Mailing List Archives
Public Access
|
|
|
[Date Prev][Date Next][Thread Prev][Thread Next][Date Index][Thread Index]
Re: [Condor-users] (no subject)
- Date: Thu, 17 Jul 2008 00:52:48 +0100 (BST)
- From: Bruce Beckles <mbb10@xxxxxxxxx>
- Subject: Re: [Condor-users] (no subject)
On Mon, 14 Jul 2008, Tanzima Zerin Islam wrote:
<snip>
"- If a user uses the kill_sig command in their submit description
file, does Condor (a) check the value given to ensure it is a valid
signal, and (b) restrict that value in any way (for instance, it doesn't
make sense for it to be SIGSTOP (23))?
In the Condor 6.6 series, the answer to both these questions seemed to be
"no". This may have changed since then.
- Scouring the manual I've discovered the following settings that affect
how long Condor will wait before escalating its attempt to stop the
job/its daemons:
KILLING_TIMEOUT: length of time after starting to vacate job
before a SIGKILL is sent
SHUTDOWN_FAST_TIMEOUT: length of time daemons are given to perform
a fast shutdown before they are killed
outright
SHUTDOWN_GRACEFUL_TIMEOUT: length of time daemons are given to do
a graceful shutdown before they do a
hard shutdown
Are there any other settings affecting this area that I've missed?
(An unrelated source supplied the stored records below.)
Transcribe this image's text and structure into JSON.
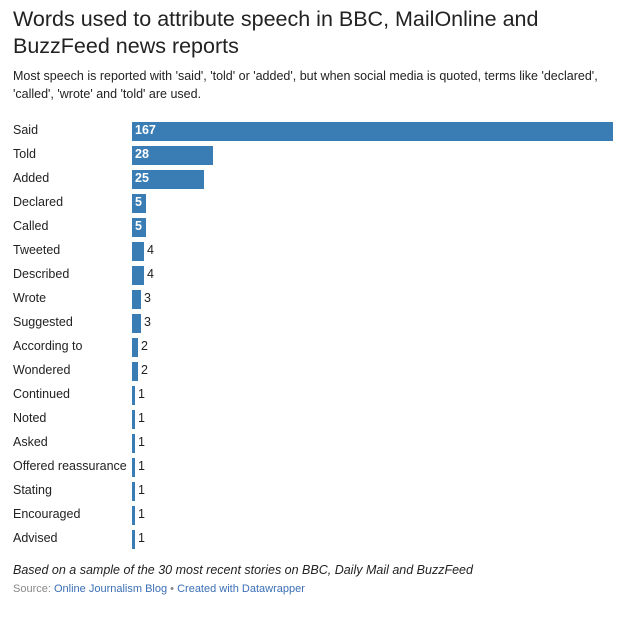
{
  "chart_data": {
    "type": "bar",
    "orientation": "horizontal",
    "title": "Words used to attribute speech in BBC, MailOnline and BuzzFeed news reports",
    "subtitle": "Most speech is reported with 'said', 'told' or 'added', but when social media is quoted, terms like 'declared', 'called', 'wrote' and 'told' are used.",
    "categories": [
      "Said",
      "Told",
      "Added",
      "Declared",
      "Called",
      "Tweeted",
      "Described",
      "Wrote",
      "Suggested",
      "According to",
      "Wondered",
      "Continued",
      "Noted",
      "Asked",
      "Offered reassurance",
      "Stating",
      "Encouraged",
      "Advised"
    ],
    "values": [
      167,
      28,
      25,
      5,
      5,
      4,
      4,
      3,
      3,
      2,
      2,
      1,
      1,
      1,
      1,
      1,
      1,
      1
    ],
    "value_labels": [
      "167",
      "28",
      "25",
      "5",
      "5",
      "4",
      "4",
      "3",
      "3",
      "2",
      "2",
      "1",
      "1",
      "1",
      "1",
      "1",
      "1",
      "1"
    ],
    "xlim": [
      0,
      167
    ],
    "grid": false,
    "bar_color": "#3a7db5"
  },
  "footer": {
    "note": "Based on a sample of the 30 most recent stories on BBC, Daily Mail and BuzzFeed",
    "source_label": "Source:",
    "source_name": "Online Journalism Blog",
    "separator": "•",
    "credit": "Created with Datawrapper"
  }
}
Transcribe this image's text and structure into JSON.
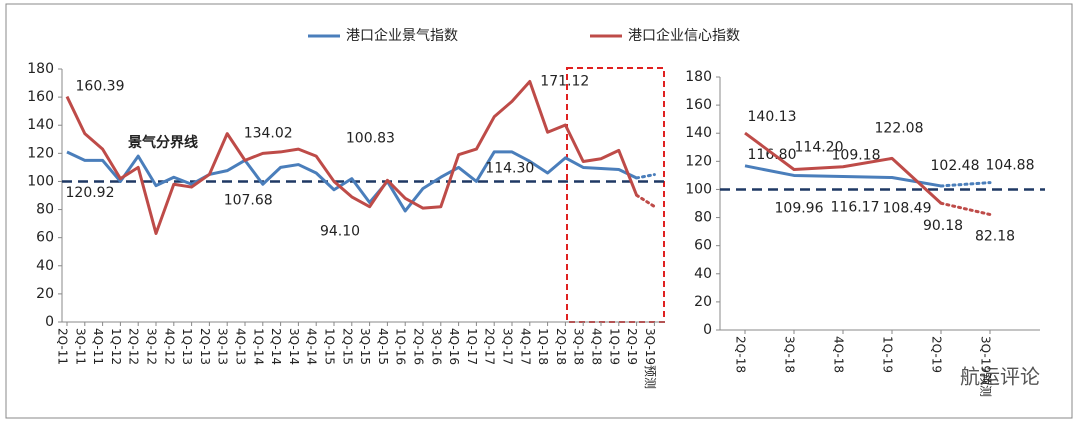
{
  "legend_items_note_free": null,
  "chart_data": [
    {
      "type": "line",
      "categories": [
        "2Q-11",
        "3Q-11",
        "4Q-11",
        "1Q-12",
        "2Q-12",
        "3Q-12",
        "4Q-12",
        "1Q-13",
        "2Q-13",
        "3Q-13",
        "4Q-13",
        "1Q-14",
        "2Q-14",
        "3Q-14",
        "4Q-14",
        "1Q-15",
        "2Q-15",
        "3Q-15",
        "4Q-15",
        "1Q-16",
        "2Q-16",
        "3Q-16",
        "4Q-16",
        "1Q-17",
        "2Q-17",
        "3Q-17",
        "4Q-17",
        "1Q-18",
        "2Q-18",
        "3Q-18",
        "4Q-18",
        "1Q-19",
        "2Q-19",
        "3Q-19预测"
      ],
      "series": [
        {
          "name": "港口企业景气指数",
          "color": "#4a7ebb",
          "values": [
            120.92,
            115,
            115,
            100,
            118,
            97,
            103,
            98,
            105,
            107.68,
            115,
            98,
            110,
            112,
            106,
            94.1,
            102,
            85,
            100,
            79,
            95,
            103,
            110,
            100,
            121,
            121,
            114.3,
            106,
            116.8,
            109.96,
            109.18,
            108.49,
            102.48,
            104.88
          ],
          "value_labels": [
            "120.92",
            null,
            null,
            null,
            null,
            null,
            null,
            null,
            null,
            "107.68",
            null,
            null,
            null,
            null,
            null,
            "94.10",
            null,
            null,
            null,
            null,
            null,
            null,
            null,
            null,
            null,
            null,
            "114.30",
            null,
            null,
            null,
            null,
            null,
            null,
            null
          ]
        },
        {
          "name": "港口企业信心指数",
          "color": "#be4b48",
          "values": [
            160.39,
            134,
            123,
            102,
            110,
            63,
            98,
            96,
            105,
            134.02,
            115,
            120,
            121,
            123,
            118,
            100,
            89,
            82,
            100.83,
            88,
            81,
            82,
            119,
            123,
            146,
            157,
            171.12,
            135,
            140.13,
            114.2,
            116.17,
            122.08,
            90.18,
            82.18
          ],
          "value_labels": [
            "160.39",
            null,
            null,
            null,
            null,
            null,
            null,
            null,
            null,
            "134.02",
            null,
            null,
            null,
            null,
            null,
            null,
            null,
            null,
            "100.83",
            null,
            null,
            null,
            null,
            null,
            null,
            null,
            "171.12",
            null,
            null,
            null,
            null,
            null,
            null,
            null
          ]
        }
      ],
      "ylim": [
        0,
        180
      ],
      "yticks": [
        0,
        20,
        40,
        60,
        80,
        100,
        120,
        140,
        160,
        180
      ],
      "threshold": 100,
      "threshold_label": "景气分界线",
      "forecast_last": true
    },
    {
      "type": "line",
      "categories": [
        "2Q-18",
        "3Q-18",
        "4Q-18",
        "1Q-19",
        "2Q-19",
        "3Q-19预测"
      ],
      "series": [
        {
          "color": "#4a7ebb",
          "values": [
            116.8,
            109.96,
            109.18,
            108.49,
            102.48,
            104.88
          ],
          "value_labels": [
            "116.80",
            "109.96",
            "109.18",
            "108.49",
            "102.48",
            "104.88"
          ]
        },
        {
          "color": "#be4b48",
          "values": [
            140.13,
            114.2,
            116.17,
            122.08,
            90.18,
            82.18
          ],
          "value_labels": [
            "140.13",
            "114.20",
            "116.17",
            "122.08",
            "90.18",
            "82.18"
          ]
        }
      ],
      "ylim": [
        0,
        180
      ],
      "yticks": [
        0,
        20,
        40,
        60,
        80,
        100,
        120,
        140,
        160,
        180
      ],
      "threshold": 100,
      "forecast_last": true
    }
  ],
  "watermark": "航运评论"
}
I suspect that in newer versions of Condor (i.e. post Condor 6.6.11) there
are probably some other settings - I haven't trawled the manual and source
sufficiently extensively to be sure.
What constitutes a "hard shutdown" in this context? Is it just sending
SIGKILL?
In the Vanilla universe in the Condor 6.6 series, a "hard shutdown"
certainly meant that a SIGKILL was sent. However, I never discovered
whether Condor did anything else as well as sending the SIGKILL. And, of
course, behaviour may have changed in subsequent releases of Condor.
- The example init boot script included in the Condor distribution sends a
SIGQUIT to the condor_master to initiate shutdown of Condor. The
comments in this script say:
# send SIGQUIT to the condor_master, which initiates its fast
# shutdown method. The master itself will start sending
# SIGKILL to all it's children if they're not gone in 20
# seconds.
Is this interval of 20 seconds correct (the comments at the top of the
script are dated 1998, so it may have changed since then)? Is this
interval hard-coded, or can it be changed? If it can be changed, how?
I never got an answer to this, and it was never important enough for me to
figure it out from the source code, I'm afraid. In our environment it
proved not to be important.
- The SIGQUIT, SIGHUP and SIGTERM are all handled by the DaemonCore
library, and so presumably might be sent by a Condor process to a Condor
daemon. Are SIGHUP and SIGQUIT ever sent by Condor to any processes
which are _not_ Condor daemons?
Again, I never got an answer to this, and it was never important enough
for me to figure it out from the source code, I'm afraid. In practice in
our environment it proved not to be so important.
- Condor detects if the job exits via a signal. Suppose my job (J) is
actually just a wrapper for some other program/shell script (P).
Suppose that after spawning P, J just waits for P to terminate and then
exits. IF P exits via a signal, will Condor regard that as the job
exiting via a signal, or will it regard it as "normal termination" (as J
has exited "normally")?
In the Condor 6.6 series, Condor would regard this as "normal termination"
because it only pays attention to how J terminates, not how any processes
spawned by J might terminate. Again, this may have changed in more recent
versions of Condor, although I would be surprised.
- In the Vanilla, Java, MPI, PVM and Scheduler universes, when Condor
vacates the job gracefully be sending it a SIGTERM (or whatever the
KillSig ClassAd attribute has been set to), does it send this signal
just to the immediate child of the condor_starter, or to all the
processes (if any) spawned by that child as well? "
In the Vanilla universe of the Condor 6.6 series, Condor seemed to send
the signal specified in the KillSig ClassAd attribute just to the
immediate child of the condor_starter. (I never investigated for the
other universes since we don't use them here.) Again, this behaviour may
have changed in more recent releases of Condor.
As far as I can remember, I never got an "official" answer to the above
questions, so my answers above are based on what I discovered by
experimentation, exhaustive reading of the manual, and trawling the source
code. So, whilst I believe the answers above are correct, at least for
later versions of the Condor 6.6 series, I may be wrong, or there may be
something unusual about our environment which means things behave
differently for you. (I.e. your mileage may vary!)
Hope that helps!
-- Bruce
--
Bruce Beckles,
e-Science Specialist,
University of Cambridge Computing Service.